My husband had given me a gift certificate back in March to the Maha Yoga Center, a local New Age-y place in town.
It's kind of pathetic when life gets so busy that it takes three months to schedule some pleasure. Sometimes I find myself too busy to even want pleasure.
"A party? I can't, thanks. I have plans." (A nap)
Scheduling the massage took a while. Then I made an appointment with a massage therapist I'd had before, but had to cancel to cover a story for the paper.
When I called to reschedule I asked for a specific date and time. The receptionist said, "We have an opening with Tom. Do you mind a male?"
Of course I didn't mind getting a massage from a man. Why would I? Why should I?
"You know," I said, "this might seem weird, but I'd really rather have a woman."
Where did that come from?
She told me it wasn't weird at all, and that's why she'd asked; most women feel that way she said.
But I'd surprised myself with my response.
My first gynecological exam at 18 was with my old family doctor, the silver-haired gentleman who'd given me my polio shots and taken out my tonsils.

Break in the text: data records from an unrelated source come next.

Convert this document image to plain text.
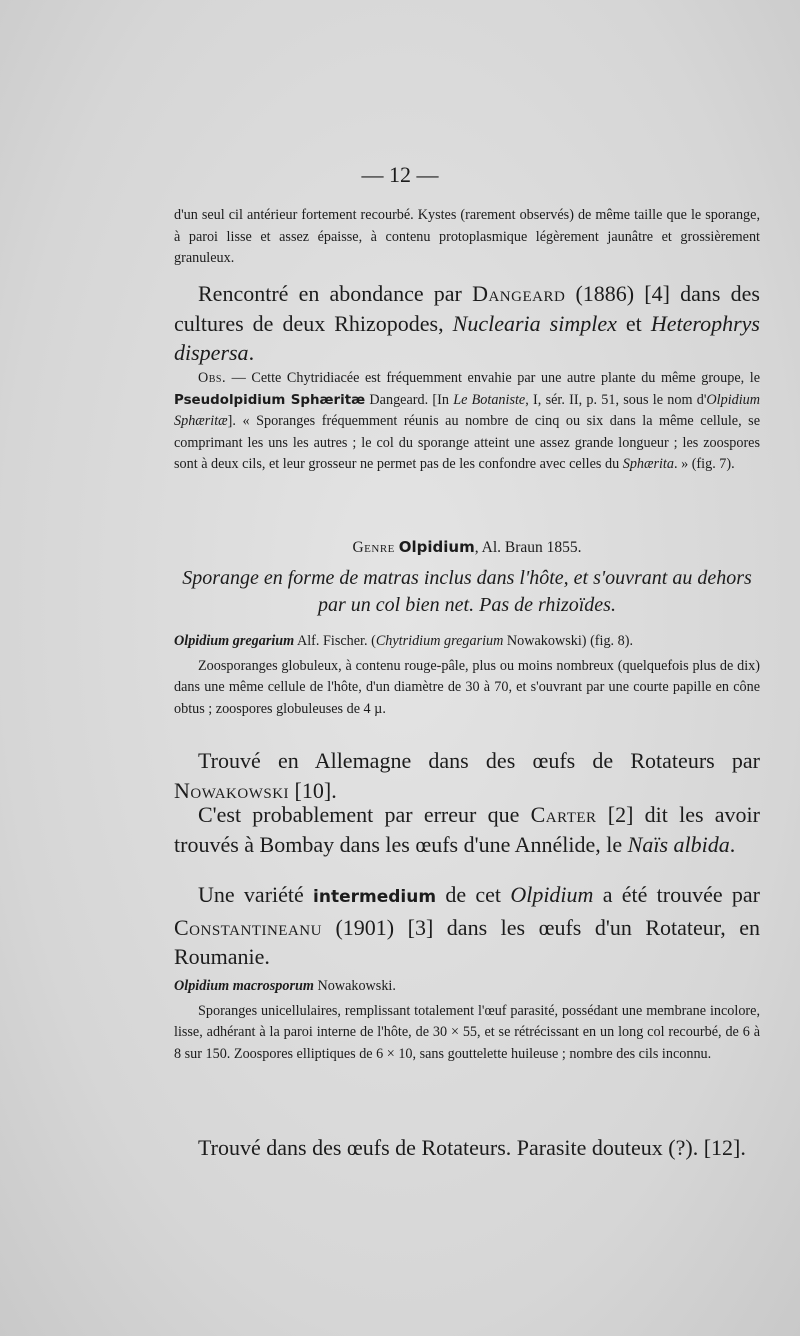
— 12 —

d'un seul cil antérieur fortement recourbé. Kystes (rarement observés) de même taille que le sporange, à paroi lisse et assez épaisse, à contenu protoplasmique légèrement jaunâtre et grossièrement granuleux.

Rencontré en abondance par Dangeard (1886) [4] dans des cultures de deux Rhizopodes, Nuclearia simplex et Heterophrys dispersa.

Obs. — Cette Chytridiacée est fréquemment envahie par une autre plante du même groupe, le Pseudolpidium Sphæritæ Dangeard. [In Le Botaniste, I, sér. II, p. 51, sous le nom d'Olpidium Sphæritæ]. « Sporanges fréquemment réunis au nombre de cinq ou six dans la même cellule, se comprimant les uns les autres ; le col du sporange atteint une assez grande longueur ; les zoospores sont à deux cils, et leur grosseur ne permet pas de les confondre avec celles du Sphærita. » (fig. 7).

Genre Olpidium, Al. Braun 1855.
Sporange en forme de matras inclus dans l'hôte, et s'ouvrant au dehors par un col bien net. Pas de rhizoïdes.

Olpidium gregarium Alf. Fischer. (Chytridium gregarium Nowakowski) (fig. 8).

Zoosporanges globuleux, à contenu rouge-pâle, plus ou moins nombreux (quelquefois plus de dix) dans une même cellule de l'hôte, d'un diamètre de 30 à 70, et s'ouvrant par une courte papille en cône obtus ; zoospores globuleuses de 4 µ.

Trouvé en Allemagne dans des œufs de Rotateurs par Nowakowski [10].

C'est probablement par erreur que Carter [2] dit les avoir trouvés à Bombay dans les œufs d'une Annélide, le Naïs albida.

Une variété intermedium de cet Olpidium a été trouvée par Constantineanu (1901) [3] dans les œufs d'un Rotateur, en Roumanie.

Olpidium macrosporum Nowakowski.

Sporanges unicellulaires, remplissant totalement l'œuf parasité, possédant une membrane incolore, lisse, adhérant à la paroi interne de l'hôte, de 30 × 55, et se rétrécissant en un long col recourbé, de 6 à 8 sur 150. Zoospores elliptiques de 6 × 10, sans gouttelette huileuse ; nombre des cils inconnu.

Trouvé dans des œufs de Rotateurs. Parasite douteux (?). [12].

In those days, I didn't even know that there could be women doctors. All of my doctors had been male. I never felt embarrassed. They were doctors after all.
I jumped ship when I became pregnant and heard of a woman Gyn/Ob who was recommended with much praise. She'd been through childbirth. She'd understand, I thought.
Her partner, also a woman, delivered my second child. When it was David's turn, I saw another doctor, a man this time. Both women had dropped obstetrics because of malpractice insurance costs.
The red flag flew when this doctor finished an office exam to determine how close to delivery I was, and held a conversation with me through the V of my legs that were still in stirrups. He didn't understand. He was arrogant. I'd struggled to sit up, my belly a hindrance. He didn't help. I thought of saying something about his disrespect. I'll always wish I had.
So today I had my massage with Susanne. I lay there and knew she'd understand legs that needed to be shaved, and soft flesh at the waist. I could settle in and relax in her understanding hands.
Comments
The studio may not have been named All State but you were in good hands.